A Peer to Peer ISA sounds complicated – but to the experienced and keen investor, it can be a great way to diversify your portfolio, try a new, innovative form of investing, while benefiting from the tax benefits associated with an ISA account. But what exactly is a Peer to Peer ISA, and which ones should you be looking at?
What is an Peer to Peer ISA?
Also known as an Innovative ISA, a Peer to Peer ISA is makes use of the ISA platform by using peer to peer lending (P2P).
This does what it says on the tin: a peer can lend to a peer.
In these types of ISAs, savers are able to choose to lend their money to a borrower directly rather than going through a middle man – this cuts out stages to the process and also means that the lender (in this case, maybe you) can benefit from a better interest return on their investment.

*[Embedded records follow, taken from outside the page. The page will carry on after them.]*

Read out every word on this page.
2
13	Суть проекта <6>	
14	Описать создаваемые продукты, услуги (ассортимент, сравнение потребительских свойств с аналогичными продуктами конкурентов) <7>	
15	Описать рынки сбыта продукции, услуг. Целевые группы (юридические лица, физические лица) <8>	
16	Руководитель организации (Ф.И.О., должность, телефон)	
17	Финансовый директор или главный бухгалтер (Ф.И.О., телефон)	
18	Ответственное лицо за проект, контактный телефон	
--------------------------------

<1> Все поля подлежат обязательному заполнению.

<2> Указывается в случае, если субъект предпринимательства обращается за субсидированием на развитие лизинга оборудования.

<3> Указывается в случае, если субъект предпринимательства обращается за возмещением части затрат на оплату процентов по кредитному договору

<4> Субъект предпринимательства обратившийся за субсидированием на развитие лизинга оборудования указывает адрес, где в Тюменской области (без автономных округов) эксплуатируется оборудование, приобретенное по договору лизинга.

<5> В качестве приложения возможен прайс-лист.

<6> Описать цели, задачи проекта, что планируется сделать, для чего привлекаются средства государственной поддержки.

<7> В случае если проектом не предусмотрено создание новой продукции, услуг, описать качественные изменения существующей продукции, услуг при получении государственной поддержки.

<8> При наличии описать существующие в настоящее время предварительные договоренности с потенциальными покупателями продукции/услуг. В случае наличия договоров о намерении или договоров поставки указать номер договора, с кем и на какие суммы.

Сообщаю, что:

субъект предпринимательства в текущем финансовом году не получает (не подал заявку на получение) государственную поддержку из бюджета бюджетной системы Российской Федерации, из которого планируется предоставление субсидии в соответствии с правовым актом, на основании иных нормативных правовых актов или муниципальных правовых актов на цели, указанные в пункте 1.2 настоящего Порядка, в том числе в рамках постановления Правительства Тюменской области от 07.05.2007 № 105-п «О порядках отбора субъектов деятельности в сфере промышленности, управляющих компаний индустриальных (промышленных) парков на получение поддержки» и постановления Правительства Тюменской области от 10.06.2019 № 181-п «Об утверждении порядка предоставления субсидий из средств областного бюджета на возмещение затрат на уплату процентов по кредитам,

There is a fairly big range of different platforms which offer Innovative or Peer to Peer Lending; this means whether you are looking to lend your money to others and enjoy the returns, or looking to borrow money through this platform, there is a lot of choice.
How does it work?
Like any ISA, this allows investors to gain returns on their investments which are protected from the taxman because it is within the ISA wrapper; the UK government allows every British adult to put up to £20,000 each year into an ISA or ISAs, the returns of which will be safe from capital gains tax.
This type of ISA are typically available online, and allow you as an investor to put your money into various types of funds of which borrowers can seek various types of loans (e.g. personal, business, property).
Your money will then be lent to individuals and ideally generate returns.
In order to get a Peer to Peer ISA you have to be…
- Over the age of 18
- A resident of the UK
- A UK taxpayer
What are the risks?
This is a more risky form of investment when it comes to ISAs so it suits a more experienced investor who also has a fairly good tolerance for risk.
The risk with any investment is that you could theoretically get less money back than the amount that you put in.
But with Peer to Peer lending, this is slightly riskier – especially as this kind of investing is not currently under the protection of the Financial Services Compensation Scheme (FSCS).
It is, however, regulated by the Financial Conduct Authority.